Rosetta : cinq sites retenus pour poser le robot Philae

(Le robot Philae devra être déposé sur la comète en novembre prochain © Maxppp)

Nouvelle étape dans la mission Rosetta. Quelques semaines après avoir été mise en orbite autour de la comète Tchourioumov-Guérassimenk , la sonde spatiale doit y déposer le petit robot Philae. Lundi, les scientifiques ont annoncé avoir défini cinq zones d'atterrissages possibles.

A plus de 405 millions de kilomètres de la Terre, la sonde Rosetta a envoyé assez de données à l’Agence spatiale européenne (ESA) et au CNES de Toulouse pour qu'ils définissent cinq zones d'atterrissages possibles pour Philae, un petit robot conçu pour perforer la surface poussièreuse de la comète Tchouri ; une première dans l’histoire de l'exploration spatiale qui permettra peut-être de comprendre en partie l’évolution du système solaire. 

Les scientifiques ont jusqu’à novembre pour sélectionner celle qui accueillera Philae, avant que la comète de ne se rapproche trop du soleil.

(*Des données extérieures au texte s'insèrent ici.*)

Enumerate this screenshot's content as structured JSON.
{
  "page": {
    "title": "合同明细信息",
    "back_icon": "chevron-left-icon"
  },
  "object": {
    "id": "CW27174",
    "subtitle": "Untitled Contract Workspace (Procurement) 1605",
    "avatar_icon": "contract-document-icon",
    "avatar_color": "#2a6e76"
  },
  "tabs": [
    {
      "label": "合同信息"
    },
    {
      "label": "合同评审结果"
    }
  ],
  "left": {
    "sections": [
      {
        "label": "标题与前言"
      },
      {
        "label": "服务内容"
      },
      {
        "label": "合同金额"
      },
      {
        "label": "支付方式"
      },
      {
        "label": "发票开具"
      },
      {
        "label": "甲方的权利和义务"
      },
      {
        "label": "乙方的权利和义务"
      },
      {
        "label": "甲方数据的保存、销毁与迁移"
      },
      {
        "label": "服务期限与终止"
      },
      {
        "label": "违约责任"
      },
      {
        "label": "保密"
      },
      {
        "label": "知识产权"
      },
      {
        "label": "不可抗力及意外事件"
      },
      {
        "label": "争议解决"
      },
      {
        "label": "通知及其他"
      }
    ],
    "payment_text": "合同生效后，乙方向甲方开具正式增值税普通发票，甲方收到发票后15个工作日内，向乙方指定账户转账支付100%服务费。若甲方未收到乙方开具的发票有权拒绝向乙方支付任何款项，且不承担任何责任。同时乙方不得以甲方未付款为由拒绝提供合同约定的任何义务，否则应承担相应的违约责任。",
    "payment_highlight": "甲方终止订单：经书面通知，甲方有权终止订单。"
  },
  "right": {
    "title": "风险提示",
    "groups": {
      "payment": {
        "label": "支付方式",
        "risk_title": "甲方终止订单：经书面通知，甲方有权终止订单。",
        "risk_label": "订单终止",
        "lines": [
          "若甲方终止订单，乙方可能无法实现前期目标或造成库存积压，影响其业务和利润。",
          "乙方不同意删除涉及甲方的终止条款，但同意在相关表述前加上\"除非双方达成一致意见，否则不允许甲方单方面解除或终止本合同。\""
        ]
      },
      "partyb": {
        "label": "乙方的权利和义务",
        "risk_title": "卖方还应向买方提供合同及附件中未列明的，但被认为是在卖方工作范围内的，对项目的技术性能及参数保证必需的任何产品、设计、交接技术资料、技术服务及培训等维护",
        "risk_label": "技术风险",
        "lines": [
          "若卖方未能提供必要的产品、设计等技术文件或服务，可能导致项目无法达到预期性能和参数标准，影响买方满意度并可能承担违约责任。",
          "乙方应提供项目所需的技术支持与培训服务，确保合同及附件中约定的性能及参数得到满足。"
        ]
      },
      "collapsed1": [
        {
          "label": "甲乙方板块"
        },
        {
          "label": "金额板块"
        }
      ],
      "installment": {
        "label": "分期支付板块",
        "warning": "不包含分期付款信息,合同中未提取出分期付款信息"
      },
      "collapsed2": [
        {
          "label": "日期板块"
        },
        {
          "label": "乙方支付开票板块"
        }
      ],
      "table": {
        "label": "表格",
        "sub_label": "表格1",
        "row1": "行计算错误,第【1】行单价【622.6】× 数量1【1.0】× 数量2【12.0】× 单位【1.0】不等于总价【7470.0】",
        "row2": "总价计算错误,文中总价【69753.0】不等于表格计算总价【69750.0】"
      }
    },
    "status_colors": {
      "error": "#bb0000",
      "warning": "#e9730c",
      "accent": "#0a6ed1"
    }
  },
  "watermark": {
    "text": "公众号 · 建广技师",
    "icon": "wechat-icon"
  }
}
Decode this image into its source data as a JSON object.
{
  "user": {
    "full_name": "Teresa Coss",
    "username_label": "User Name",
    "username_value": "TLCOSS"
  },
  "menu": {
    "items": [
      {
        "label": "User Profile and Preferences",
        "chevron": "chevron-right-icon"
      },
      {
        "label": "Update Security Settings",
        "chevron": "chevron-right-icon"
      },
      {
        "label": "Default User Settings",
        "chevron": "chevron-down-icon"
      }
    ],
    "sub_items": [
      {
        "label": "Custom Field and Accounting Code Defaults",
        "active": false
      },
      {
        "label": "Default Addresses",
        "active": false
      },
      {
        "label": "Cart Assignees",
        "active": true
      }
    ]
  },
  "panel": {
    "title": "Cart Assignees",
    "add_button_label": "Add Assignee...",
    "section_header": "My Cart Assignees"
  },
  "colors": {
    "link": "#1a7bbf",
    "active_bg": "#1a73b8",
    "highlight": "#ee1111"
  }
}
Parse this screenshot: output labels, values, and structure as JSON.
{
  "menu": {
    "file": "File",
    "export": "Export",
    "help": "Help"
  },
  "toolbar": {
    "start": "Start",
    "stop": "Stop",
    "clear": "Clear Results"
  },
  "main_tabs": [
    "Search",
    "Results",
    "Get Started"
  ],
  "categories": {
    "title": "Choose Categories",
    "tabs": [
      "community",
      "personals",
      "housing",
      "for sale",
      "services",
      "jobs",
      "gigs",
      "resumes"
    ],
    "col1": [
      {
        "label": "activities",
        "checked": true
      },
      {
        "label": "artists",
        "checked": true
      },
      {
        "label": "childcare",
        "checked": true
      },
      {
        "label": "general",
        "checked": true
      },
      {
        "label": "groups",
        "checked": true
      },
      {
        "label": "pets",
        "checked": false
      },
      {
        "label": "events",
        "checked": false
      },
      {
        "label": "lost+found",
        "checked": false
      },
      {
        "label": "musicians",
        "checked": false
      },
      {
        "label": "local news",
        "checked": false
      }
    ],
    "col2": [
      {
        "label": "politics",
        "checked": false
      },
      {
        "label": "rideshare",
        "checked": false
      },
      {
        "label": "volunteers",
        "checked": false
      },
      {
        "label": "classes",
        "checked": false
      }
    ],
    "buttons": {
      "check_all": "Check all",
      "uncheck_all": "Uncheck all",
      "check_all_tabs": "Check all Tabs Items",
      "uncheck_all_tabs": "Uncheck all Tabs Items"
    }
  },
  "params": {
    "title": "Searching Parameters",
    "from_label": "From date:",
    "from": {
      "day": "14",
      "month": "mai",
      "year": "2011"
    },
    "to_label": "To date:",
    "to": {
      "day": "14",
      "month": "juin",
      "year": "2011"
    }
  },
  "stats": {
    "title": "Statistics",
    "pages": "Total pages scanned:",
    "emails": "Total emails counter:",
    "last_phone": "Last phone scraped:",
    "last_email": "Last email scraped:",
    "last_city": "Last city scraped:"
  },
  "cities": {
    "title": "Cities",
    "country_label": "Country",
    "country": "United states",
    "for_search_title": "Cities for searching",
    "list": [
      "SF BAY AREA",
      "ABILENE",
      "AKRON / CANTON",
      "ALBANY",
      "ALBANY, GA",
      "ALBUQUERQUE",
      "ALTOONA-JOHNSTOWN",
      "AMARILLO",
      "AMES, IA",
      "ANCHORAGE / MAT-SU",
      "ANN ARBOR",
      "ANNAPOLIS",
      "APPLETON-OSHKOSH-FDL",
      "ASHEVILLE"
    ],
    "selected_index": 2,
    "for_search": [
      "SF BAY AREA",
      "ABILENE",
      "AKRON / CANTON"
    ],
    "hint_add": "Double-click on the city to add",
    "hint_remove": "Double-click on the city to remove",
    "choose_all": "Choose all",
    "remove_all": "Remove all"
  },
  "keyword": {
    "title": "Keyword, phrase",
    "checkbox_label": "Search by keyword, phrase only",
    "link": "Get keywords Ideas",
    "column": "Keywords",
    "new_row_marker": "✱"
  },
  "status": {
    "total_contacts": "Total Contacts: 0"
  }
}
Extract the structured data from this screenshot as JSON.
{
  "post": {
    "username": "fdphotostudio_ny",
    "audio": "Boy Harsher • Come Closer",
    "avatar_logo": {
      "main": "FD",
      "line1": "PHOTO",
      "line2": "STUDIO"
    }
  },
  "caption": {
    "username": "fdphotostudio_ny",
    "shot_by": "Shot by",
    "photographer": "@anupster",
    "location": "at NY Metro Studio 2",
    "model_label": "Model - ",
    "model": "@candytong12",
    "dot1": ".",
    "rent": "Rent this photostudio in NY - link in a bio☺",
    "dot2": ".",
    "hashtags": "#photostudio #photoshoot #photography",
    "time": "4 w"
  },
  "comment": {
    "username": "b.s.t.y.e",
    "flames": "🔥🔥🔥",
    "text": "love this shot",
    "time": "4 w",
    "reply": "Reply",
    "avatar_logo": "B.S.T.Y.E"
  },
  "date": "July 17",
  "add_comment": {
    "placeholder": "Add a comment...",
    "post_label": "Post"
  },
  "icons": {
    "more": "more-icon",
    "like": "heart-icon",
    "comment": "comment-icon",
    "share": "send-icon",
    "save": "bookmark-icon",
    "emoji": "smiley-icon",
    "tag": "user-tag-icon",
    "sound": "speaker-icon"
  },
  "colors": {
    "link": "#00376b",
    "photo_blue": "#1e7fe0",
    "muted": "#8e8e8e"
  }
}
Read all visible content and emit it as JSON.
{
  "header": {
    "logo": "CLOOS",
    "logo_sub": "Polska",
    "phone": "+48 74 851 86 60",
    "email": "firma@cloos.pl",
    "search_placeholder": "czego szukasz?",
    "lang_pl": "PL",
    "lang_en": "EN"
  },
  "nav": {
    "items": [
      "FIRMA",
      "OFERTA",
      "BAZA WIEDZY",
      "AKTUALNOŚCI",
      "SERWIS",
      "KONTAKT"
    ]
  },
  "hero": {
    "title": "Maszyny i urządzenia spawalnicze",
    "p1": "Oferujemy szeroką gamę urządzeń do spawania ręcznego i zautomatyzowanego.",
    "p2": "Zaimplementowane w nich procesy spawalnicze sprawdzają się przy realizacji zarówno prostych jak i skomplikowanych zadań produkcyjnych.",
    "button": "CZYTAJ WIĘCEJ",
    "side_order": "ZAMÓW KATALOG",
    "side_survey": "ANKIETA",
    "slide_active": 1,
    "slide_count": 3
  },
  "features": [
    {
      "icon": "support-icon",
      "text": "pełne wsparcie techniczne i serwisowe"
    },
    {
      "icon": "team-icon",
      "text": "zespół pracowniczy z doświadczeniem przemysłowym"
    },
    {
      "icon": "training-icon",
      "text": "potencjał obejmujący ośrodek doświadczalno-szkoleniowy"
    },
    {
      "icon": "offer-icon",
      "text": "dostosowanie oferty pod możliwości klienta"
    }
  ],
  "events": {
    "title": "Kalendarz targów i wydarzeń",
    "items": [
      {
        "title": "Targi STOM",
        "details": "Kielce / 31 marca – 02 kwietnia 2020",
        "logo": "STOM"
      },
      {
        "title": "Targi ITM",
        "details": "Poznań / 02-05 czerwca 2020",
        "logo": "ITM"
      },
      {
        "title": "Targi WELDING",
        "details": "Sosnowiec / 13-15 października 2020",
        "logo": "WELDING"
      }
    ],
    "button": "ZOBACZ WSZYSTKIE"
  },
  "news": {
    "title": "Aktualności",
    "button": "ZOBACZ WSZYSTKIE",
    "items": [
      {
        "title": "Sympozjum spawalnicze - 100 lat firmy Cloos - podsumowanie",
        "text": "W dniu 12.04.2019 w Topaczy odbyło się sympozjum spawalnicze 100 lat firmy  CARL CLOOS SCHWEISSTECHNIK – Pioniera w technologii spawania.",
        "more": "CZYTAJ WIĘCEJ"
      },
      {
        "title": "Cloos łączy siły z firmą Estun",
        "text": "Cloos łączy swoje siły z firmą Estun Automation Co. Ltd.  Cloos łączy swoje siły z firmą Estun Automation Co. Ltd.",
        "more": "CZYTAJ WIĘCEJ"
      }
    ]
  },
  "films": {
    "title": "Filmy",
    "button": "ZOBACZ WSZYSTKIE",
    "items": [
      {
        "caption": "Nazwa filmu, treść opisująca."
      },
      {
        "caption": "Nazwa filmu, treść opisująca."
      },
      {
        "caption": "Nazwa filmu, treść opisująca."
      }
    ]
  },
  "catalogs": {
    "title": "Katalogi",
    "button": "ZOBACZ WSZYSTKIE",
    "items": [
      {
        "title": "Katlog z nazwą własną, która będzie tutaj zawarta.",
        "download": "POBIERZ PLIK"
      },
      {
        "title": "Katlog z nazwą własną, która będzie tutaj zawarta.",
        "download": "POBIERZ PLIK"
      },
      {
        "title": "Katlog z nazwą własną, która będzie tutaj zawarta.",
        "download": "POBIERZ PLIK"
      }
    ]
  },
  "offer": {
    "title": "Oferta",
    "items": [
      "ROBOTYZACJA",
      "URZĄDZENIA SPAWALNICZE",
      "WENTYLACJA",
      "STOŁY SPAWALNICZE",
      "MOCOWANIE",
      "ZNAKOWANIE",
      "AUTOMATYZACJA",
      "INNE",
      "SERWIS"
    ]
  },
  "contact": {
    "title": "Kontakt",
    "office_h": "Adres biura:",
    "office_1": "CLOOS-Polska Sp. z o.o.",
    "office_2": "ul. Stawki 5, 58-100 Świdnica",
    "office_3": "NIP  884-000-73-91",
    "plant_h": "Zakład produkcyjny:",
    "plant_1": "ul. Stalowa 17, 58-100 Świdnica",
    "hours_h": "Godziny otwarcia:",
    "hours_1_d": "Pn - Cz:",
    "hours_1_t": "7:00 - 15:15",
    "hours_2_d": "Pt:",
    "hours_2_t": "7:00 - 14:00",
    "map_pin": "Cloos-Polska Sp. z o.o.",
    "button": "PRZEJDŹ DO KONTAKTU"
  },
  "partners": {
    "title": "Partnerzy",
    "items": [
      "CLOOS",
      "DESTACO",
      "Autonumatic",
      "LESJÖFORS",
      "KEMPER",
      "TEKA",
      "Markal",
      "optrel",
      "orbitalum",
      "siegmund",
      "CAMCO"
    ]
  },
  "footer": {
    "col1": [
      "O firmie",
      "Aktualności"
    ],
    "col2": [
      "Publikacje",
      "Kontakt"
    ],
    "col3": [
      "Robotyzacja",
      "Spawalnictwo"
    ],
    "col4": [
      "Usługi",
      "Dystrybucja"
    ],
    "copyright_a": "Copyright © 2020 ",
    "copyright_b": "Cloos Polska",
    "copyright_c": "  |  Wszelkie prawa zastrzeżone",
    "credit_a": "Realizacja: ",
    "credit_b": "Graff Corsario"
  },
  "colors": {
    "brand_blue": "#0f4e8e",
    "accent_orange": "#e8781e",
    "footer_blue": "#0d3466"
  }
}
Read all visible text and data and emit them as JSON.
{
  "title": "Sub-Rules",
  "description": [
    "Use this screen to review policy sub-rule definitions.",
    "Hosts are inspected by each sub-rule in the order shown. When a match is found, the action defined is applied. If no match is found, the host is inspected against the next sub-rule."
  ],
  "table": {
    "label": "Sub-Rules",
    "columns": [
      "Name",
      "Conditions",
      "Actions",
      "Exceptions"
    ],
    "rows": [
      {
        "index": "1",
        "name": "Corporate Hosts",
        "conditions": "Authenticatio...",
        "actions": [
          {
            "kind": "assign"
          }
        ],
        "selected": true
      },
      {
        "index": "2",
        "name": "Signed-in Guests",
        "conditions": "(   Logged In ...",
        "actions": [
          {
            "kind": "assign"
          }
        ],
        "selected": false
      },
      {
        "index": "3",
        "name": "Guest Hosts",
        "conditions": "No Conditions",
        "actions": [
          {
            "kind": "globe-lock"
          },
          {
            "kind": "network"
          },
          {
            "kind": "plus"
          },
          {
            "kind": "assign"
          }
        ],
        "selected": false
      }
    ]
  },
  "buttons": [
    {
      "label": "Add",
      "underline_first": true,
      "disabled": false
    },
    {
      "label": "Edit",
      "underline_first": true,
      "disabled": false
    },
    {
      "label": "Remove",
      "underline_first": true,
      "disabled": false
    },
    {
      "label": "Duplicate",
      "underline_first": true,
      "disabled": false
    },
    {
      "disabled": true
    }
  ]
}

La surface "doit être aussi peu chaotique que possible ", soulignait début août l'astrophysicien Philippe Lamy, et d'une taille à peu près équivalente "à deux terrains de football ". Le robot doit également être assez proche de Rosetta pour communiquer avec elle, et être assez exposée au soleil pour que ses batteries puissent se recharger, révèle l’ESA dans un communiqué. Une fois au sol, Philae devra s’accrocher à la surface grâce à des harpons, et éviter les rebonds qui peuvent lui être fatals, du fait de la micro-gravité.

Etudier la comète in situ

Caméras, foreuse, spectromètre… Philae est équipé de dix d'instruments qui semblent fonctionner parfaitement. Ce robot permettra d’étudier l’évolution de la comète à l’approche du soleil, et récoltera des données in situ sur ce rocher, véritable mine d’informations pour les scientifiques.  

"Ces objets en apesanteur sont les plus primitifs du système solaire ", expliquait lors de la mise en orbite de la sonde Rosetta Francis Rocard, astrophysicien et responsable du programme d’exploration du système solaire au CNES. “On s’interroge [pour] savoir si l’eau et le carbone cométaires ne seraient pas à l’origine d’une partie de l’eau et du carbone sur terre ”, expliquait l'astrophysicien.